Justin Bell was one win away from reaching the Washington Golden Gloves Tournament championship finals and he was not about to be intimidated.
Not by a bigger, more experienced opponent. Not by the gamesmanship that fighter tried before the bout. And not by the incredible crowd noise inside the Sugar Ray Leonard Community Center throughout Saturday night’s 178-pound semifinal.
Bell, 18, remained confident and boxed his way into the finals with a close decision over 27-year-old Jeff McCalla of Baltimore.
“Very smart fight. It was kind of like a graduation for him,” said Lamont Roach, Jr., one of Bell’s coaches from No Xcuse Boxing Club in Capitol Heights. “He was going up against an older, stronger guy. He always brings the electricity to the table, but he boxed smart at the end and boxed his way to victory. I was very proud of his performance.”
Bell, of District Heights, advances to Saturday’s scheduled 178-pound final at the Waldorf Jaycees Community Center, where he’ll face Genc Pllana of Hagerstown.
Saturday’s semifinals were all fought before an engaged full house, but the energy in the room amped up noticeably late in the evening when Bell and McCalla entered the ring, with fans of both boxers cheering throughout the back and forth fight.
Perhaps looking for an edge, McCalla slammed down hard on Bell’s glove when the fighters touched up before the bout.
“When he came in there and hit my gloves, that’s when I knew I had him because he tried to intimidate me,” Bell said. “If you’ve got to try to intimidate someone, then you don’t really have anything up your sleeve to try and beat them.”
Fueled by the crowd, the pair traded blows throughout the first round, with each trying, but failing to land a home run blow.

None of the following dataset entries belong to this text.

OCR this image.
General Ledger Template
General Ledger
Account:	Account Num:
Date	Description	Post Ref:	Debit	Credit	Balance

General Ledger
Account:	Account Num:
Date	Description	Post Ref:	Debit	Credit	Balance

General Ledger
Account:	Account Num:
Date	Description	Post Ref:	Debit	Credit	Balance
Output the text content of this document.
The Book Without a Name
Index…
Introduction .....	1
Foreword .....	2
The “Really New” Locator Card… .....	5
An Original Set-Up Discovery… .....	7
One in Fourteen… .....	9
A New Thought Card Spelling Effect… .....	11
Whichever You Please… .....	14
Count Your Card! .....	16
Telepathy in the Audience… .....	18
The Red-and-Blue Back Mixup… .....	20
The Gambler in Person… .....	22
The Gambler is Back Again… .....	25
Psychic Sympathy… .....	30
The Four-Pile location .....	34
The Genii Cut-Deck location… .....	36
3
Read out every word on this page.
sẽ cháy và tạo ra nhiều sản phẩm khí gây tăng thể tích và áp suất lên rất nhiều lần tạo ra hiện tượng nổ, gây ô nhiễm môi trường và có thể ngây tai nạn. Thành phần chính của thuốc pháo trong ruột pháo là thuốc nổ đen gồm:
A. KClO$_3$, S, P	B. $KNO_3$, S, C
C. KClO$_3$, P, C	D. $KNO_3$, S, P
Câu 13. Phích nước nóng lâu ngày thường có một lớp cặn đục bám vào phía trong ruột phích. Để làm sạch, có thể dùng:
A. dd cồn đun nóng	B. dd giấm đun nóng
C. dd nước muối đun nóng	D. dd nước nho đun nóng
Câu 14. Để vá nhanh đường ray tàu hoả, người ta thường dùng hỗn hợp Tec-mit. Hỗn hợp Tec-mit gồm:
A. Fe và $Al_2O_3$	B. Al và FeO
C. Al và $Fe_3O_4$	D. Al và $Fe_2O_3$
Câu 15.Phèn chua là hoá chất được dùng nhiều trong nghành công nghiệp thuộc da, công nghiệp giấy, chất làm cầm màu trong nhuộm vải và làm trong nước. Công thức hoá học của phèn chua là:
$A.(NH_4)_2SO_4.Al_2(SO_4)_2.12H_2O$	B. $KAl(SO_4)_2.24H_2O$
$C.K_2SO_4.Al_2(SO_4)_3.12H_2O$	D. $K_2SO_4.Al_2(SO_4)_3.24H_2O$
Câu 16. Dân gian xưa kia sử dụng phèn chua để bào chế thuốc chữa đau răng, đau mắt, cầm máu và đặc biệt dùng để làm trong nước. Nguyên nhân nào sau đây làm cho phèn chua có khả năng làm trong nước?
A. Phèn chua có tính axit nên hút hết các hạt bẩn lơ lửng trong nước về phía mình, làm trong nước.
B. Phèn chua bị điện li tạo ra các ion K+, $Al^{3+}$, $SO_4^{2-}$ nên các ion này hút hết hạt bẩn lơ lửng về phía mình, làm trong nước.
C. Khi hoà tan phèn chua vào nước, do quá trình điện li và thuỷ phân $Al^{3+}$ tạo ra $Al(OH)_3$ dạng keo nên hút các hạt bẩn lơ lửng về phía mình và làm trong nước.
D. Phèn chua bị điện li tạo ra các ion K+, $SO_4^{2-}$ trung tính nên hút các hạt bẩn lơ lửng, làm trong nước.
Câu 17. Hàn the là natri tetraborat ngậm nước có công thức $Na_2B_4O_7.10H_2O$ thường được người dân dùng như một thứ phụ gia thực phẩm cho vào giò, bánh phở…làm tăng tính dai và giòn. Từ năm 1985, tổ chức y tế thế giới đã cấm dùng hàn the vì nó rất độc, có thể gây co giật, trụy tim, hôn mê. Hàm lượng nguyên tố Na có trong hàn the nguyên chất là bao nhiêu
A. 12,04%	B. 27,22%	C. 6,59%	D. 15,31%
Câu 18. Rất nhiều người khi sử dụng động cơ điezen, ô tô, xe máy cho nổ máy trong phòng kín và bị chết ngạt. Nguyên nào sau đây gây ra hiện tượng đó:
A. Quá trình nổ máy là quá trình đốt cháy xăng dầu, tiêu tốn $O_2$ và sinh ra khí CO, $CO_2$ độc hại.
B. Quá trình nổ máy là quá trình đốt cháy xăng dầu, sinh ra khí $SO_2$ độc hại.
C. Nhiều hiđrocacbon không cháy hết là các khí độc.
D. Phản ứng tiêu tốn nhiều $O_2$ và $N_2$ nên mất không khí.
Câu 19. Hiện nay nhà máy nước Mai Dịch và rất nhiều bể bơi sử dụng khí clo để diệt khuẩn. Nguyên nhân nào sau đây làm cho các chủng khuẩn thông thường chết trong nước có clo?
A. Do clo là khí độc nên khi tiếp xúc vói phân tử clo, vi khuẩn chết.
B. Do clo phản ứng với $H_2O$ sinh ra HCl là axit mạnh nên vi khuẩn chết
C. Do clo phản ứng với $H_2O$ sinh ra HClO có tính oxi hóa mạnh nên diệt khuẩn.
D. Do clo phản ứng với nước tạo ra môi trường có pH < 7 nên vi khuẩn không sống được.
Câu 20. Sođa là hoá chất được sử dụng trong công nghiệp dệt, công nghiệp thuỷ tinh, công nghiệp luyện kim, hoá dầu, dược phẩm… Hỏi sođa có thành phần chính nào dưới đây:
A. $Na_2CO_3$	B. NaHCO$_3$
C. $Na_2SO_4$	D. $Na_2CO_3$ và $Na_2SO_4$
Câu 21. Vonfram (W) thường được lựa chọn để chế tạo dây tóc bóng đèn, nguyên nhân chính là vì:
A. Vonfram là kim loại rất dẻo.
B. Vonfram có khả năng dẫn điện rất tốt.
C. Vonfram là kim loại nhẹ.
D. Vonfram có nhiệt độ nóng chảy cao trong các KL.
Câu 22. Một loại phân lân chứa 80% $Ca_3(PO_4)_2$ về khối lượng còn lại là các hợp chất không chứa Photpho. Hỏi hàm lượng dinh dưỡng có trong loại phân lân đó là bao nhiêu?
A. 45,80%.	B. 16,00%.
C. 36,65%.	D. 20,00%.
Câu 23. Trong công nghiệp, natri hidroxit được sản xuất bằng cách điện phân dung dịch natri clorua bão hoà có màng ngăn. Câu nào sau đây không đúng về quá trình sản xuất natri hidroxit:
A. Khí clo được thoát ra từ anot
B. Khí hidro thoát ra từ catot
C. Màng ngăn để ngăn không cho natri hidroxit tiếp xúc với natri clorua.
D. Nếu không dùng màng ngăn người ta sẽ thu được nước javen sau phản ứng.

“I wasn’t intimidated to bang with him. I gave him a little bit of banging, but I didn’t want to bang with him if I didn’t have to,” Bell said. “It’s not a street fight, it’s a boxing match. So I just took him around the ring. Then we he got close, I hit him with a counter.”
Bell appeared to be winning the second round as well when McCalla caught him late with a left hook to the head that resulted in a standing-eight count.
“I wasn’t hurt,” Bell said. “But (the referee) probably thought I felt it more than I did. It was flush shot. I’m gonna give him that. It was a flush shot that landed.”
Bell appeared to get the better of McCalla in the third and then it was up to the judges. The scorecards were tied, in which case the judges choose the winner based on factors such as aggressiveness and efficiency of blows. The nod went to Bell.
“We made a little adjustment in the corner,” Roach said of his strategy. “The guy was kind of wide to the body. We told Justin to attack his body in the second round, third round. That brought us home.”
Now, in his third fight of the tournament, Bell faces Pllana, who advanced via walkover (the opponent failed to appear in the ring) and watched in street clothes as Bell fought his way to the final.
Bell had an uncle who boxed, and his own career started early due to his propensity for fighting outside the ring.
“Me and my brother, when we were in elementary school, we liked to fight a lot,” Bell said. “One time we got into a fight and got in trouble at school. So my father was like, ‘Since you all want to fight so much at school, I’m gonna take you somewhere you can get your anger out.’ So he took us down to the boxing gym.”
He took a break from boxing when he was 9, but resumed two years later. About four years ago, he and his brother, Jason, who fights at 165 pounds, joined Lamont and Bernard Roach at No Xcuse.
“They used to come to my fights when I was young,” Bell said. “My father saw in their fighters what he wanted to see in us, so he took us down there.”
Roach said Bell’s speed and ‘no fear mentality,’ make him successful.
“He has very good speed,” Roach said. “Once he really gets out of the banging mode. And his awkwardness. It’s hard to tell where his punches are coming from. We use that to his advantage.”
Now Bell is two wins away from fighting for the Golden Gloves national title in Las Vegas, a step on the road to his larger goals.
“We want to keep fighting in every tournament for the next two years and then try for the 2016 Olympics,” Bell said of him and his brother.